Videos and audio of children being kept in wife-fence cages and screaming for the parents they have been take away sparked an international outcry and further divided a Republican Party that is struggling to agree on wider immigration reform.
Mr Trump’s executive order reversing the separation policy, signed on Wednesday, was supposed to alleviate some of the pressure, but the unclear nature of how and when children will be reunited with their parents in the order has left more questions than answers. Democrats have criticised what they see as a lack of an organised system for reunification.

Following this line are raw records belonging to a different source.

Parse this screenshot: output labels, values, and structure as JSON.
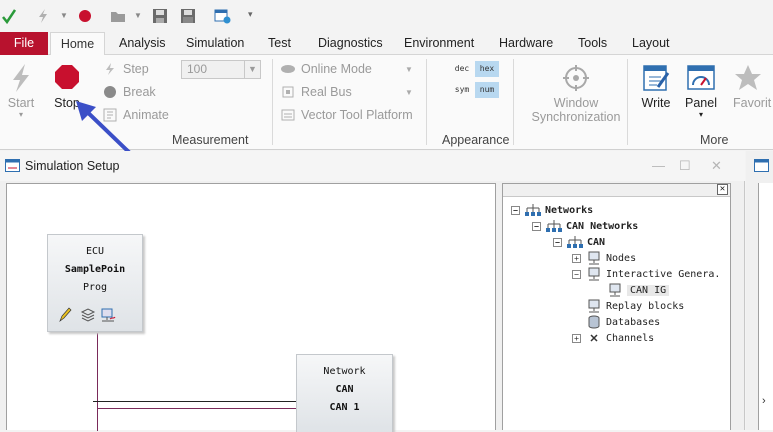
{
  "menu": {
    "file": "File",
    "items": [
      "Home",
      "Analysis",
      "Simulation",
      "Test",
      "Diagnostics",
      "Environment",
      "Hardware",
      "Tools",
      "Layout"
    ]
  },
  "ribbon": {
    "start": "Start",
    "stop": "Stop",
    "step": "Step",
    "break": "Break",
    "animate": "Animate",
    "speed_value": "100",
    "online_mode": "Online Mode",
    "real_bus": "Real Bus",
    "vector_tool_platform": "Vector Tool Platform",
    "fmt_dec": "dec",
    "fmt_hex": "hex",
    "fmt_sym": "sym",
    "fmt_num": "num",
    "window_sync_line1": "Window",
    "window_sync_line2": "Synchronization",
    "write": "Write",
    "panel": "Panel",
    "favorites": "Favorit",
    "group_measurement": "Measurement",
    "group_appearance": "Appearance",
    "group_more": "More"
  },
  "window": {
    "title": "Simulation Setup",
    "ecu_block": [
      "ECU",
      "SamplePoin",
      "Prog"
    ],
    "network_block": [
      "Network",
      "CAN",
      "CAN 1"
    ]
  },
  "tree": {
    "networks": "Networks",
    "can_networks": "CAN Networks",
    "can": "CAN",
    "nodes": "Nodes",
    "interactive_generators": "Interactive Genera.",
    "can_ig": "CAN IG",
    "replay_blocks": "Replay blocks",
    "databases": "Databases",
    "channels": "Channels"
  },
  "colors": {
    "file_tab": "#b8122e",
    "stop_button": "#c8102e",
    "hex_highlight": "#b8d8f0",
    "arrow": "#3b4fc7"
  }
}
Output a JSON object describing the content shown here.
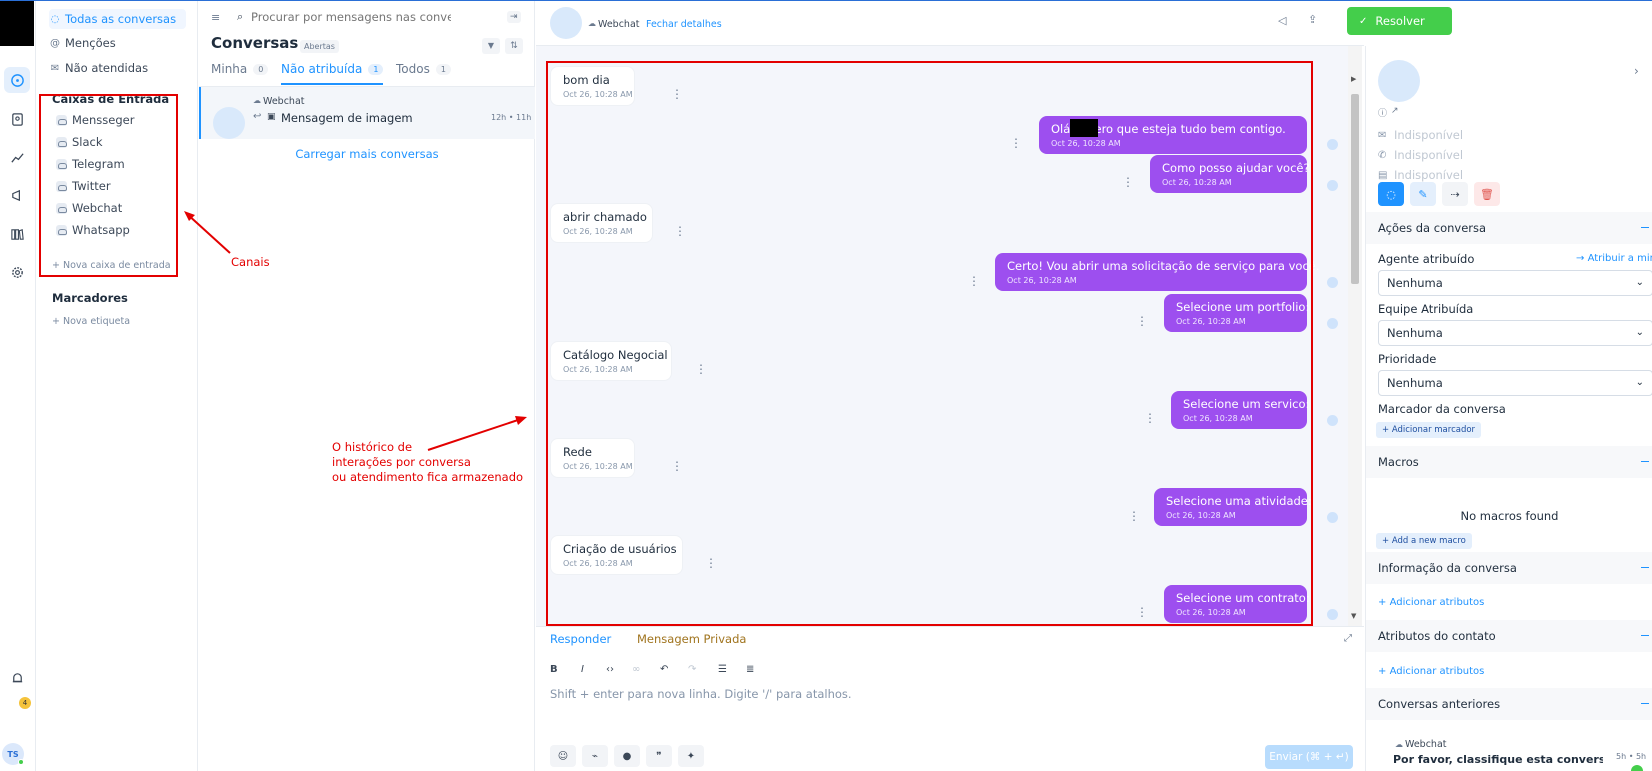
{
  "sidebar": {
    "items": [
      {
        "label": "Todas as conversas"
      },
      {
        "label": "Menções"
      },
      {
        "label": "Não atendidas"
      }
    ],
    "inboxes_title": "Caixas de Entrada",
    "inboxes": [
      {
        "label": "Mensseger"
      },
      {
        "label": "Slack"
      },
      {
        "label": "Telegram"
      },
      {
        "label": "Twitter"
      },
      {
        "label": "Webchat"
      },
      {
        "label": "Whatsapp"
      }
    ],
    "new_inbox": "+ Nova caixa de entrada",
    "labels_title": "Marcadores",
    "new_label": "+ Nova etiqueta"
  },
  "rail": {
    "notification_count": "4",
    "avatar_initials": "TS"
  },
  "annotations": {
    "channels": "Canais",
    "history_line1": "O histórico de",
    "history_line2": "interações por conversa",
    "history_line3": "ou atendimento fica armazenado"
  },
  "convlist": {
    "search_placeholder": "Procurar por mensagens nas conversas",
    "title": "Conversas",
    "status_pill": "Abertas",
    "tabs": [
      {
        "label": "Minha",
        "count": "0"
      },
      {
        "label": "Não atribuída",
        "count": "1"
      },
      {
        "label": "Todos",
        "count": "1"
      }
    ],
    "card": {
      "inbox": "Webchat",
      "preview": "Mensagem de imagem",
      "time": "12h • 11h"
    },
    "load_more": "Carregar mais conversas"
  },
  "chat": {
    "header_inbox": "Webchat",
    "header_link": "Fechar detalhes",
    "resolve": "Resolver",
    "messages": [
      {
        "dir": "in",
        "text": "bom dia",
        "time": "Oct 26, 10:28 AM"
      },
      {
        "dir": "out",
        "text": "Olá       Espero que esteja tudo bem contigo.",
        "time": "Oct 26, 10:28 AM"
      },
      {
        "dir": "out",
        "text": "Como posso ajudar você?",
        "time": "Oct 26, 10:28 AM"
      },
      {
        "dir": "in",
        "text": "abrir chamado",
        "time": "Oct 26, 10:28 AM"
      },
      {
        "dir": "out",
        "text": "Certo! Vou abrir uma solicitação de serviço para você.",
        "time": "Oct 26, 10:28 AM"
      },
      {
        "dir": "out",
        "text": "Selecione um portfolio:",
        "time": "Oct 26, 10:28 AM"
      },
      {
        "dir": "in",
        "text": "Catálogo Negocial",
        "time": "Oct 26, 10:28 AM"
      },
      {
        "dir": "out",
        "text": "Selecione um servico:",
        "time": "Oct 26, 10:28 AM"
      },
      {
        "dir": "in",
        "text": "Rede",
        "time": "Oct 26, 10:28 AM"
      },
      {
        "dir": "out",
        "text": "Selecione uma atividade:",
        "time": "Oct 26, 10:28 AM"
      },
      {
        "dir": "in",
        "text": "Criação de usuários",
        "time": "Oct 26, 10:28 AM"
      },
      {
        "dir": "out",
        "text": "Selecione um contrato:",
        "time": "Oct 26, 10:28 AM"
      }
    ],
    "composer": {
      "tab_reply": "Responder",
      "tab_private": "Mensagem Privada",
      "placeholder": "Shift + enter para nova linha. Digite '/' para atalhos.",
      "send": "Enviar (⌘ + ↵)"
    }
  },
  "panel": {
    "contact": [
      "Indisponível",
      "Indisponível",
      "Indisponível"
    ],
    "sections": {
      "actions": "Ações da conversa",
      "macros": "Macros",
      "info": "Informação da conversa",
      "contact_attrs": "Atributos do contato",
      "previous": "Conversas anteriores"
    },
    "agent_label": "Agente atribuído",
    "assign_me": "Atribuir a mim",
    "agent_value": "Nenhuma",
    "team_label": "Equipe Atribuída",
    "team_value": "Nenhuma",
    "priority_label": "Prioridade",
    "priority_value": "Nenhuma",
    "tag_label": "Marcador da conversa",
    "add_tag": "Adicionar marcador",
    "no_macros": "No macros found",
    "add_macro": "Add a new macro",
    "add_attr1": "Adicionar atributos",
    "add_attr2": "Adicionar atributos",
    "prev_inbox": "Webchat",
    "prev_text": "Por favor, classifique esta conversa, ...",
    "prev_time": "5h • 5h"
  }
}
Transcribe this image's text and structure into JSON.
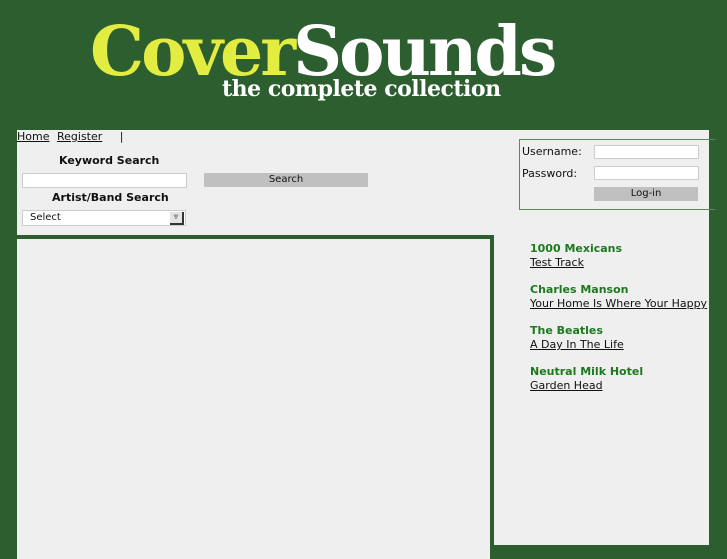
{
  "logo": {
    "word1": "Cover",
    "word2": "Sounds",
    "tagline": "the complete collection",
    "colors": {
      "word1": "#e2ec41",
      "word2": "#ffffff",
      "background": "#2d5e30"
    }
  },
  "nav": {
    "items": [
      {
        "label": "Home"
      },
      {
        "label": "Register"
      }
    ],
    "separator": "|"
  },
  "search": {
    "keyword_title": "Keyword Search",
    "keyword_value": "",
    "button_label": "Search",
    "artist_title": "Artist/Band Search",
    "artist_selected": "Select"
  },
  "login": {
    "username_label": "Username:",
    "password_label": "Password:",
    "username_value": "",
    "password_value": "",
    "button_label": "Log-in"
  },
  "recent": [
    {
      "artist": "1000 Mexicans",
      "track": "Test Track"
    },
    {
      "artist": "Charles Manson",
      "track": "Your Home Is Where Your Happy"
    },
    {
      "artist": "The Beatles",
      "track": "A Day In The Life"
    },
    {
      "artist": "Neutral Milk Hotel",
      "track": "Garden Head"
    }
  ]
}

Late night on Saturday, the US government released a fact sheet saying that it knew the location of all the 2,053 children in its care and offered some more detail of the approach for reuniting them with their families.
The fact sheet, released by the Department of Homeland Security (DHS), says a total of 522 children in the custody of border officials have already been reunited with parents.
The DHS said the Trump administration has a “well coordinated” process for how parents would be reunited with their children “for the purposes of removal”, or deportation.
How the government would reunite families has been unclear because the families are first stopped by Customs and Border Patrol, with children taken into custody by the Department of Health and Human Services (HHS) and adults detained through Immigration and Customs Enforcement (ICE).
The Port Isabel detention centre in Texas will serve as “the primary family reunification and removal centre” for adults in custody.
The fact sheet states that ICE has: implemented an identification mechanism to ensure on-going tracking of linked family members throughout the detention and removal process; designated detention locations for separated parents and will enhance current processes to ensure communication with children
Notices have been posted in all its facilities advising detained parents who are trying to find or communicate with their children to call a hotline staffed 8am to 8pm Monday to Friday. There are also numbers and email addresses being circulated where migrants can find out if their child has been taken into care. But it is unclear whether all detained parents have access to emails or a phone.
Deportation proceedings could take months to complete, and the fact sheet did not say whether parents and children would be reunited in the intervening time.
As for wider immigration reform, the chairman of the House Homeland Security Committee has said the White House has assured him that President Donald Trump remains “100 percent” behind efforts in the House to pass an immigration bill.
Mr Trump had previously tweeted that Republicans should abandon immigration reform until after the November elections, blaming Democrats for the mess at the border by not supporting Republican legislation.
Republican Representative Mike McCaul of Texas told Fox News on Sunday that the House needs to pass a wide-ranging immigration bill this week. He says if the House doesn’t act, the nation will see “this human tragedy” continue along the US-Mexico border.
Mr McCaul is suggesting Congress may need to pass a “skinny” immigration bill dealing with family separation if the more wide-ranging version fails thanks to the splits between the hardline and centrist groupings in the Republican Party.
He said “at a minimum” the House needs to address the separation of immigrant children from their families at the southern border, calling it “inhumane”.